È tradizione consolidata che un’agenda aperta accolga i visitatori nella cripta dell’abbazia di Sassovivo. Non è certo raro trovarvi appuntate frasi sul silenzio e la pace percepita fra queste pietre, ma nel 2016 questo genere di commenti è risultato straordinariamente dominante. Solo a titolo di esempio:

– Grazie per il senso di pace che queste mura trasmettono

– Grato della sosta di preghiera e della pace offertami

– Momenti di pace e serenità. Luogo veramente di pace e preghiera

– Ritrovo sempre un po’ di pace di cui ho estremo bisogno

– È un luogo magico pieno di Spirito e di pace

– Un invito al silenzio e all’incontro con l’Infinito

– È un piacere immergersi in un connubio di natura e spiritualità in una pace che rasserena gli animi

– La pace del Signore abbonda in questa Valle. Benedetto sia il Signore

– C’è pace e frescura per tutti

– Pace, serenità, quiete. Un dono inaspettato
Mi permetto di leggere tra le righe un bisogno di pace più profondo, che va oltre il fondamentale e positivo senso di quieto ristoro favorito dall’ambiente, dal silenzio e che si apre all’anelito dello shalom, come pienezza e unità nelle relazioni con Dio, con gli altri, con la natura che ci circonda.

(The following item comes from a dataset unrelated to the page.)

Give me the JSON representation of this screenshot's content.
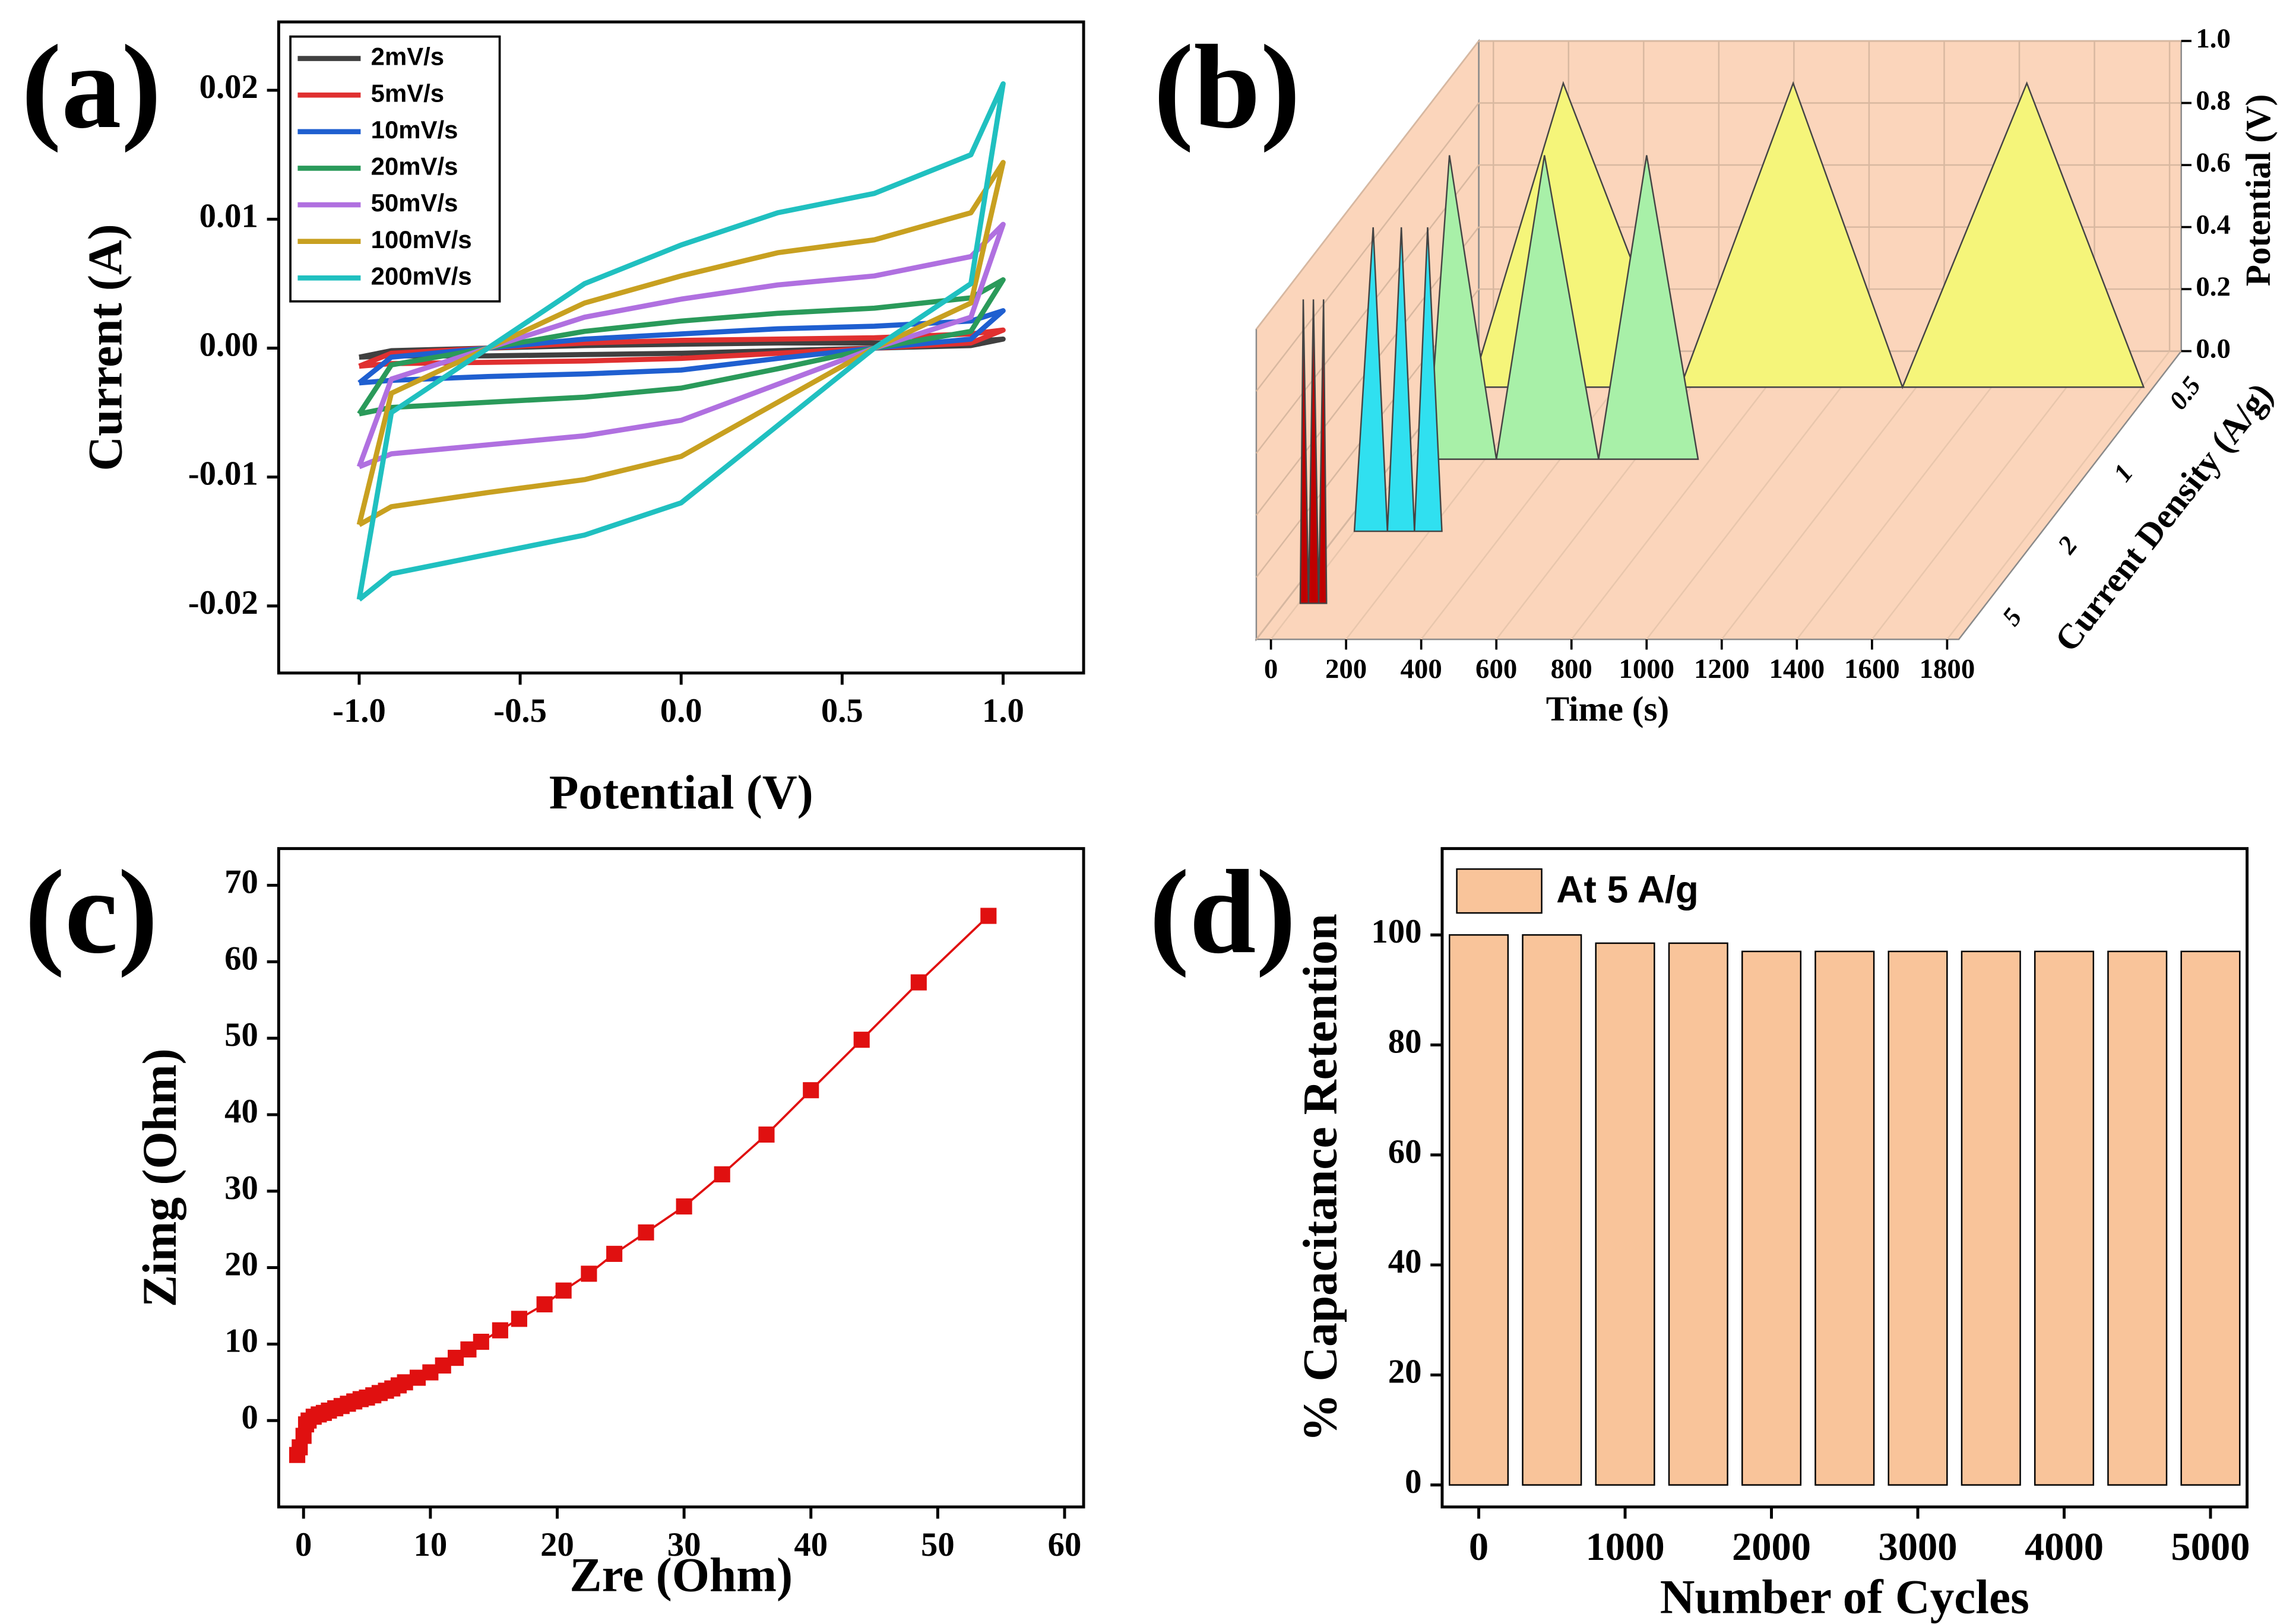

Mentre nel mondo si continuano a finanziare guerre e si getta benzina sui focolai di morte, l’uomo dal silenzio grida la sua sete di pace (Thirst for peace, era il titolo del 30° incontro di preghiera e dialogo interreligioso lo scorso settembre ad Assisi).

Pace, diviene allora l’oggetto della nostra preghiera a Dio, perché colmati di shalom nel nostro cuore possiamo divenire anche noi fontana zampillante di pace per il prossimo:

– Vi chiedo preghiere per la conversione dei nostri cuori immersi nella frenesia della città

– La pace di Cristo regna qui e regni anche nei nostri cuori

– La pace e il silenzio presenti in quest’abbazia riempiano i nostri cuori

– Pregate perché questo spirito mistico di pace e bellezza avvolga tutto il mondo

– La pace di questo luogo possa espandersi… su di noi tutti, sulle nostre case e sulle città

– Da pacem, Domine, in diebus nostris

– Pace per tutto il mondo!

Così ci rendiamo conto che shalom chiama in causa sempre l’Altro, non è mai riducibile alla condizione psicofisica individuale del fantomatico ed idolatrato benessere: «entriamo nella pace entrando nell’amore di Dio; l’uno e l’altra sono indissolubilmente legati» scriveva frère Charles. Accogliere il Suo amore è il primo segreto della pace, che Lui – il Principe della pace – è venuto a portarci. Un segreto scovato e impresso nelle cinque parole di una donna:

«Dio mi ha accolto: grazie».

E lo shalom riguarda e si estende alla relazione con gli altri. Anche sotto questo aspetto dovremmo poter dire «io mi sento accolto da questa famiglia, da questa comunità, da questa città; io rischio e scelgo di accogliere voi che siete altro da me». Sì, perché nelle relazioni non si danno terze vie «bisogna scegliere: solidali o solitari» (Raoul Follereau).

La violenta tentazione di fuga nelle complicate relazioni con gli altri – shalom non è assolutamente una condizione irenica e rilassata – rivela il tentativo di nascondere l’inquietudine della vita, che invece è segno peculiare della nostra umanità. Nel mondo di oggi, scrive Susanna Tamaro,

«l’inquietudine non ti è concessa perché è uno stato che produce domande e le domande richiedono risposte e, per avere risposte bisogna mettersi in viaggio come Abramo e, alla fine del viaggio, magari puoi scoprire che non sono le cose a darti pace, ma la profondità dei sentimenti che sgorgano dal tuo cuore» (Ogni angelo è tremendo, Bompiani, 2013).

Ebbene, l’augurio è che in questo anno che comincia possa lo Spirito Santo, abitante inquieto dei nostri cuori, smuoverli, per farne sgorgare incarnata la Sua Parola: «Beati gli operatori di pace, perché saranno chiamati figli di Dio».